O texto busca alcançar quem trabalhou durante anos, mas não conseguiu contribuir de forma regular. É o caso de trabalhadores informais, autônomos de baixa renda, catadores, diaristas, cuidadores, entregadores e motoristas de aplicativo, além de pessoas que exerceram trabalho não remunerado no cuidado da família.
Assistência social
Embora se assemelhe ao Benefício de Prestação Continuada (BPC), previsto na Lei Orgânica da Assistência Social, a proposta de Duda Salabert funciona de forma diferente. Esse benefício é pago pelo governo federal a idosos com 65 anos ou mais e pessoas com deficiência de qualquer idade que comprovem impedimentos de longo prazo.
O auxílio, que não possui caráter previdenciário ou garante concessão vitalícia, exige comprovação de baixa renda extrema. Pela regra atual, a renda familiar por pessoa deve ser, em geral, inferior a um quarto do salário-mínimo, embora decisões judiciais possam flexibilizar esse critério.
A PEC traz um mecanismo de previdência que abrange trabalhadores do mercado informal, como forma de universalizar o direito à previdência. A proposta da deputada também garante acesso independentemente da renda anterior à aposentadoria.
Alterações à previdência
Outro ponto relevante é a inclusão da chamada "Revisão da Vida Toda" no texto constitucional. A PEC prevê que salários de contribuição anteriores a julho de 1994 possam ser considerados no cálculo da aposentadoria quando isso for mais vantajoso para o segurado.
A proposta tenta superar o entendimento firmado pelo STF, que rejeitou essa possibilidade ao julgar ações sobre o tema.

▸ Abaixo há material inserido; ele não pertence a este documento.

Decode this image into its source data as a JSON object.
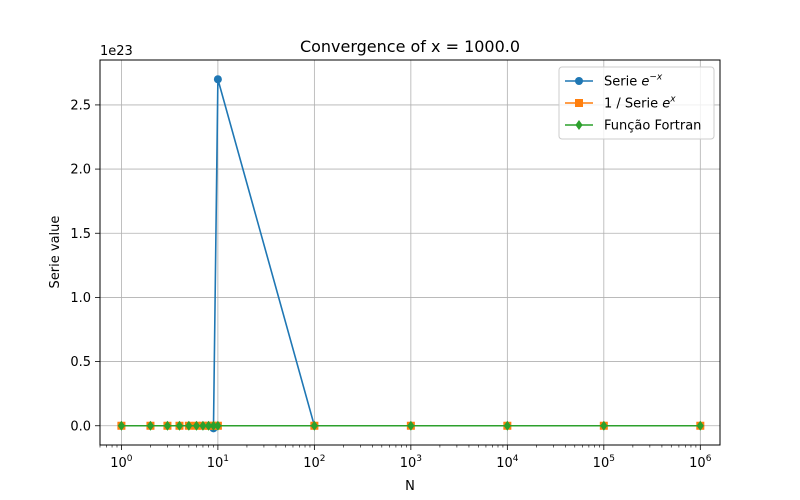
{
  "chart_data": {
    "type": "line",
    "title": "Convergence of x = 1000.0",
    "xlabel": "N",
    "ylabel": "Serie value",
    "y_offset_text": "1e23",
    "xscale": "log",
    "xlim": [
      0.6,
      1600000
    ],
    "ylim": [
      -0.15,
      2.85
    ],
    "y_multiplier": 1e+23,
    "x_ticks": [
      {
        "value": 1,
        "base": "10",
        "exp": "0"
      },
      {
        "value": 10,
        "base": "10",
        "exp": "1"
      },
      {
        "value": 100,
        "base": "10",
        "exp": "2"
      },
      {
        "value": 1000,
        "base": "10",
        "exp": "3"
      },
      {
        "value": 10000,
        "base": "10",
        "exp": "4"
      },
      {
        "value": 100000,
        "base": "10",
        "exp": "5"
      },
      {
        "value": 1000000,
        "base": "10",
        "exp": "6"
      }
    ],
    "y_ticks": [
      {
        "value": 0.0,
        "label": "0.0"
      },
      {
        "value": 0.5,
        "label": "0.5"
      },
      {
        "value": 1.0,
        "label": "1.0"
      },
      {
        "value": 1.5,
        "label": "1.5"
      },
      {
        "value": 2.0,
        "label": "2.0"
      },
      {
        "value": 2.5,
        "label": "2.5"
      }
    ],
    "grid": true,
    "legend_position": "top-right",
    "x": [
      1,
      2,
      3,
      4,
      5,
      6,
      7,
      8,
      9,
      10,
      100,
      1000,
      10000,
      100000,
      1000000
    ],
    "series": [
      {
        "name": "Serie e^{-x}",
        "legend_base": "Serie ",
        "legend_sup": "−x",
        "color": "#1f77b4",
        "marker": "circle",
        "values": [
          0,
          0,
          0,
          0,
          0,
          0,
          0,
          0,
          -0.02,
          2.7,
          0,
          0,
          0,
          0,
          0
        ]
      },
      {
        "name": "1 / Serie e^{x}",
        "legend_base": "1 / Serie ",
        "legend_sup": "x",
        "color": "#ff7f0e",
        "marker": "square",
        "values": [
          0,
          0,
          0,
          0,
          0,
          0,
          0,
          0,
          0,
          0,
          0,
          0,
          0,
          0,
          0
        ]
      },
      {
        "name": "Função Fortran",
        "legend_base": "Função Fortran",
        "legend_sup": "",
        "color": "#2ca02c",
        "marker": "diamond",
        "values": [
          0,
          0,
          0,
          0,
          0,
          0,
          0,
          0,
          0,
          0,
          0,
          0,
          0,
          0,
          0
        ]
      }
    ]
  }
}
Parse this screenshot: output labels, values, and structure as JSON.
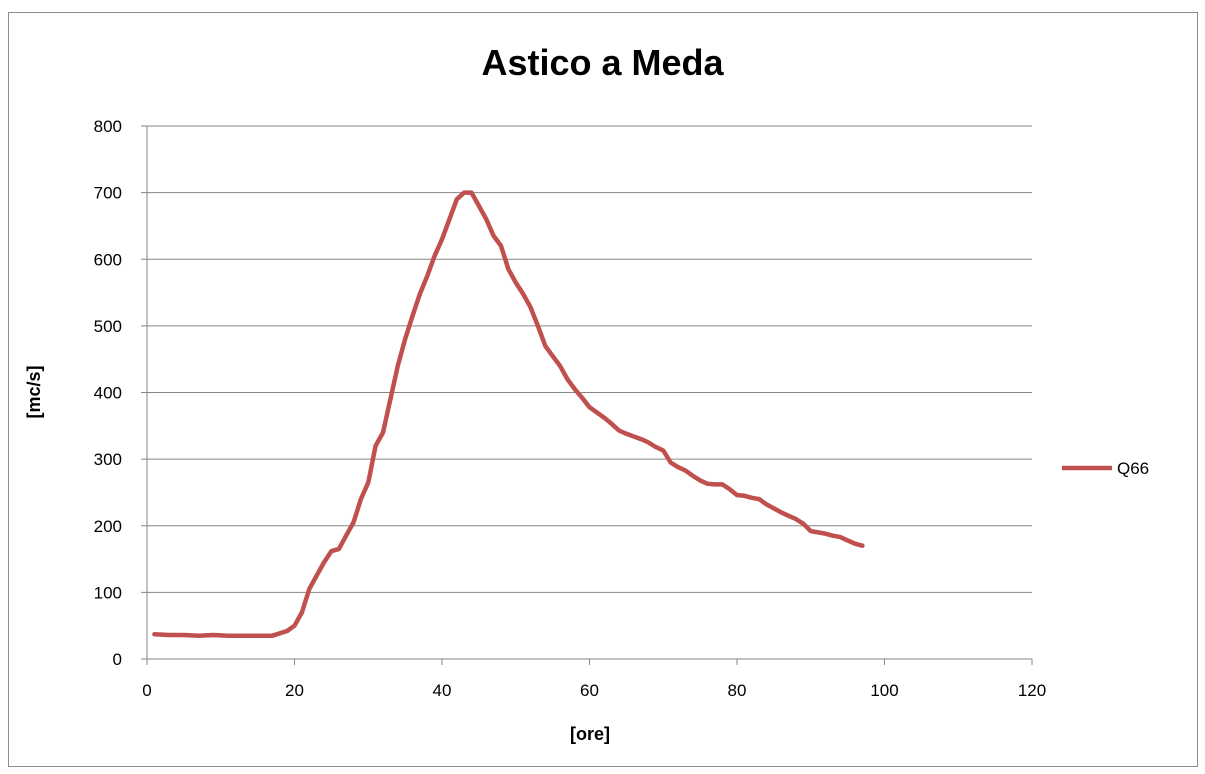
{
  "chart_data": {
    "type": "line",
    "title": "Astico a Meda",
    "xlabel": "[ore]",
    "ylabel": "[mc/s]",
    "xlim": [
      0,
      120
    ],
    "ylim": [
      0,
      800
    ],
    "xticks": [
      0,
      20,
      40,
      60,
      80,
      100,
      120
    ],
    "yticks": [
      0,
      100,
      200,
      300,
      400,
      500,
      600,
      700,
      800
    ],
    "grid": true,
    "legend": "right",
    "series": [
      {
        "name": "Q66",
        "color": "#c0504d",
        "x": [
          1,
          3,
          5,
          7,
          9,
          11,
          13,
          15,
          17,
          19,
          20,
          21,
          22,
          23,
          24,
          25,
          26,
          27,
          28,
          29,
          30,
          31,
          32,
          33,
          34,
          35,
          36,
          37,
          38,
          39,
          40,
          41,
          42,
          43,
          44,
          45,
          46,
          47,
          48,
          49,
          50,
          51,
          52,
          53,
          54,
          55,
          56,
          57,
          58,
          59,
          60,
          61,
          62,
          63,
          64,
          65,
          66,
          67,
          68,
          69,
          70,
          71,
          72,
          73,
          74,
          75,
          76,
          77,
          78,
          79,
          80,
          81,
          82,
          83,
          84,
          85,
          86,
          87,
          88,
          89,
          90,
          91,
          92,
          93,
          94,
          95,
          96,
          97
        ],
        "y": [
          37,
          36,
          36,
          35,
          36,
          35,
          35,
          35,
          35,
          42,
          50,
          70,
          105,
          125,
          145,
          162,
          165,
          185,
          205,
          240,
          265,
          320,
          340,
          390,
          440,
          480,
          515,
          548,
          575,
          605,
          630,
          660,
          690,
          700,
          700,
          680,
          660,
          635,
          620,
          585,
          565,
          548,
          528,
          500,
          470,
          455,
          440,
          420,
          405,
          392,
          378,
          370,
          362,
          353,
          343,
          338,
          334,
          330,
          325,
          318,
          313,
          295,
          288,
          283,
          275,
          268,
          263,
          262,
          262,
          255,
          246,
          245,
          242,
          240,
          232,
          226,
          220,
          215,
          210,
          203,
          192,
          190,
          188,
          185,
          183,
          178,
          173,
          170
        ]
      }
    ]
  }
}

Ao incluir a regra na Constituição, a PEC busca dar base constitucional ao direito de considerar contribuições antigas no cálculo do benefício.
O texto também promove alterações à cobertura previdenciária de eventos diferentes da aposentadoria, como salário-maternidade, salário-família e auxílio-reclusão:
- Salário-maternidade passa a ser garantido a homens e mulheres e pelo mesmo prazo de duração, desde que, no caso da paternidade, seja comprovado o efetivo exercício das funções de criação, cuidado e proteção de seus filhos;
- Salário-família se torna o pago para o segurado de baixa renda em relação aos seus filhos até 14 anos e desde que regularmente matriculados em instituição oficial de ensino e em dia com as campanhas oficiais de vacinação; e
- Auxílio-reclusão passa a ser pago para os dependentes do segurado preso, independentemente da renda auferida pelo trabalhador.
Fonte de renda
Para financiar a ampliação da proteção previdenciária, a PEC cria novas fontes de custeio para a seguridade social. Entre elas, está a cobrança de alíquotas adicionais sobre o lucro de instituições financeiras públicas e privadas. Até que uma lei regulamente o tema, o texto prevê alíquota adicional de 10% para bancos.
Além disso, o texto prevê outras fontes, como dividendos de entidades da administração pública federal indireta, lucros do Banco Central, remuneração da Conta Única do Tesouro, superávit financeiro e excesso de arrecadação de fontes existentes no Tesouro Nacional.
Tramitação
Conforme define o Regimento Interno da Câmara dos Deputados, a tramitação em formato de PEC exige assinatura de 171 deputados federais, o que corresponde a um terço dos membros da Casa. Na prática, o texto só será analisado quando atingir o número mínimo de assinaturas.